Sthephanie sorriu, e os dois se dirigiam para a pista.
Claro que não passara pela cabeça de Thomas que ela poderia não aceitar.
Embora não gostasse de vê-la viajar sem escolta masculina, não se prendia a outras
regras determinantes do comportamento de donzelas, por achá-las ridículas e não
merecedoras de atenção.
“Que homem complicado!”, Sthephanie pensava, enquanto Thomas a girava no
meio do salão. Não conhecia nenhum outro que a perturbasse tanto. Em um
momento, Thomas a aborrecia, em outro, deixava-a numa felicidade sem precedentes.

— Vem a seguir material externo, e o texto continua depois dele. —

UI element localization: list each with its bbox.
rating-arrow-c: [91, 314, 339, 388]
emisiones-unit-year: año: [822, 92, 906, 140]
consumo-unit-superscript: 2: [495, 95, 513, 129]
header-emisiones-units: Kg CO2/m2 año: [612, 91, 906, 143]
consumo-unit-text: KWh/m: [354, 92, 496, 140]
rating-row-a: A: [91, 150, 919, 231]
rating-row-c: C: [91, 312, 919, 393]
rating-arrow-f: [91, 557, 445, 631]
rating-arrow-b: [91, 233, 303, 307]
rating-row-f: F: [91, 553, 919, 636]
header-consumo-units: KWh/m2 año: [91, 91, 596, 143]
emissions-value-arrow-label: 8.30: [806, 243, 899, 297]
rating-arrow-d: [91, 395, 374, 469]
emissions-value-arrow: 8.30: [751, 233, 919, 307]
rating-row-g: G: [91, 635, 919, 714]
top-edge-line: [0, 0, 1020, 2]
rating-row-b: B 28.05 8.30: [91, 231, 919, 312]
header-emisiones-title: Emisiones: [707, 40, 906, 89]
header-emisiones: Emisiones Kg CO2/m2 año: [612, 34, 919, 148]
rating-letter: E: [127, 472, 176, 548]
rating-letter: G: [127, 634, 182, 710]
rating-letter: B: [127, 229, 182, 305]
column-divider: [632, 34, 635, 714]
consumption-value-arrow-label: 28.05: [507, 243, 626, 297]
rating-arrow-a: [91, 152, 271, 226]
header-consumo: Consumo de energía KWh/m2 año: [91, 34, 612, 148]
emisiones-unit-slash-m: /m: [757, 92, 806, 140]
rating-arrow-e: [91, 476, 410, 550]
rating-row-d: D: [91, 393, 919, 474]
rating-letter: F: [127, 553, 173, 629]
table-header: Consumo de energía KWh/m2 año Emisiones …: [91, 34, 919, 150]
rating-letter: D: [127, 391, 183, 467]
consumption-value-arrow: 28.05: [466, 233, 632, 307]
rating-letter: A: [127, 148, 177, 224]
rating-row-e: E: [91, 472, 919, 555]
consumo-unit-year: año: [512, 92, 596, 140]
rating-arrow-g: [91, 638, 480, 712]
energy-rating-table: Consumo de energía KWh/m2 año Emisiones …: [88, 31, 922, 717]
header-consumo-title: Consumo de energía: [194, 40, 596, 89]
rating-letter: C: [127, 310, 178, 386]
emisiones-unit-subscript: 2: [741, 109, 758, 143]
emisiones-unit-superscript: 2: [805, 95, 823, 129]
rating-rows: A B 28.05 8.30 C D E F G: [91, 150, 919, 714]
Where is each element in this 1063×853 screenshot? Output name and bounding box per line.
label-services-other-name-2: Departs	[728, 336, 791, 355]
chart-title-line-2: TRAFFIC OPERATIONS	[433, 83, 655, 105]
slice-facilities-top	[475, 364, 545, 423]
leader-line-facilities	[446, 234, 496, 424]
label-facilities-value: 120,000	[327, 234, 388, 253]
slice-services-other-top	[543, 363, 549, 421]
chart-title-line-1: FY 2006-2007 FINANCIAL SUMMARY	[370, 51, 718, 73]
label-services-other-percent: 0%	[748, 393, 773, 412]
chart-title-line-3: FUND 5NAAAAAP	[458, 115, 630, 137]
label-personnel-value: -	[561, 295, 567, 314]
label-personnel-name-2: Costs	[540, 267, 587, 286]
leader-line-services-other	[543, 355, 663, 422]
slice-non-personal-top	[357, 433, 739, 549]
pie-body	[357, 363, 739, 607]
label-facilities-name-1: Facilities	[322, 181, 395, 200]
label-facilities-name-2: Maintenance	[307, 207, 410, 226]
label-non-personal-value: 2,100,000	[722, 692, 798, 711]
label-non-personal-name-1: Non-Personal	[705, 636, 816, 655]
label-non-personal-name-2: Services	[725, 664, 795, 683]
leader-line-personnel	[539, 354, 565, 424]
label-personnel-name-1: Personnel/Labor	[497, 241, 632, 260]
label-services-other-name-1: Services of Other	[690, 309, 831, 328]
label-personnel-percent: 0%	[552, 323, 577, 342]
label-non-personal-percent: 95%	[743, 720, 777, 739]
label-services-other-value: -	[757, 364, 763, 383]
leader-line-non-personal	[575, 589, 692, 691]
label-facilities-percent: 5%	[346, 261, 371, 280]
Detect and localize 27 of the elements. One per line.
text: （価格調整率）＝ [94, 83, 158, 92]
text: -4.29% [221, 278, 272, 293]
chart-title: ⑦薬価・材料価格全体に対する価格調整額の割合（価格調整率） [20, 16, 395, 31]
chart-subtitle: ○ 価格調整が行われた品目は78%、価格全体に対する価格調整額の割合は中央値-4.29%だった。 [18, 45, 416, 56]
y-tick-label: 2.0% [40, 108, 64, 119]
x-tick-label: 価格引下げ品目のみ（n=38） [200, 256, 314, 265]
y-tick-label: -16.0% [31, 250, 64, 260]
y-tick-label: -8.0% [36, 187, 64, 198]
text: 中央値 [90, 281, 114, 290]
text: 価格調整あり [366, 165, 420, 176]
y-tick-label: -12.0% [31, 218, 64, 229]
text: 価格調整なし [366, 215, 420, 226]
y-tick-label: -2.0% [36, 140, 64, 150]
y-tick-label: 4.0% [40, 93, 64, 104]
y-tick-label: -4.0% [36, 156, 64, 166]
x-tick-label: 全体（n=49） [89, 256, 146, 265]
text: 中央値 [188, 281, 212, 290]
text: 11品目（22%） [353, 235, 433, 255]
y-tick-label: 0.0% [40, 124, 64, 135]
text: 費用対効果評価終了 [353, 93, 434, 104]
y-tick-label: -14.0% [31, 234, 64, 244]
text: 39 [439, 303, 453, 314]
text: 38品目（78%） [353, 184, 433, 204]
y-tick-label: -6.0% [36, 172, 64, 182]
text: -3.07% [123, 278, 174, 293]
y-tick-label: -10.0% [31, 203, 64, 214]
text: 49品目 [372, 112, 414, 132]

Não havia como negar que Thomas podia ser rude, de uma maneira
desconcertante. E pior: esses contrasensos é que a atraíam. Procurou ignorar a ligeira
pressão da mão dele em sua cintura.
Thomas era dono de um físico atraente que fazia ainda mais elegante o mesmo
traje social que usara na festa de Caroline Westbridge, mas é lógico que ele não se
importava com a aparência. A gravata, embora engomada, estava um tanto frouxa. As
pontas da camisa, baixas demais. O colete não seria aprovado nos padrões da moda
elegante da sociedade.
Não havia a mais remota ostentação em sua roupa, e Sthephanie concluiu que
preferia aquela sobriedade aos estilos vistosos demais usados pela maioria dos
cavalheiros de Londres.
Não entendia como alguém tão atraente, de traços fortes, confiável e decente,
chegara aos trinta anos solteiro. Quem sabe não seria o temperamento irrascível o
motivo da fuga das mulheres? Não, devia ser a dedicação à medicina que o mantinha
sozinho.
43
Sthephanie ficaria admirada ao saber quantas vezes o assunto “casamento”
viera à mente de Thomas nos últimos tempos.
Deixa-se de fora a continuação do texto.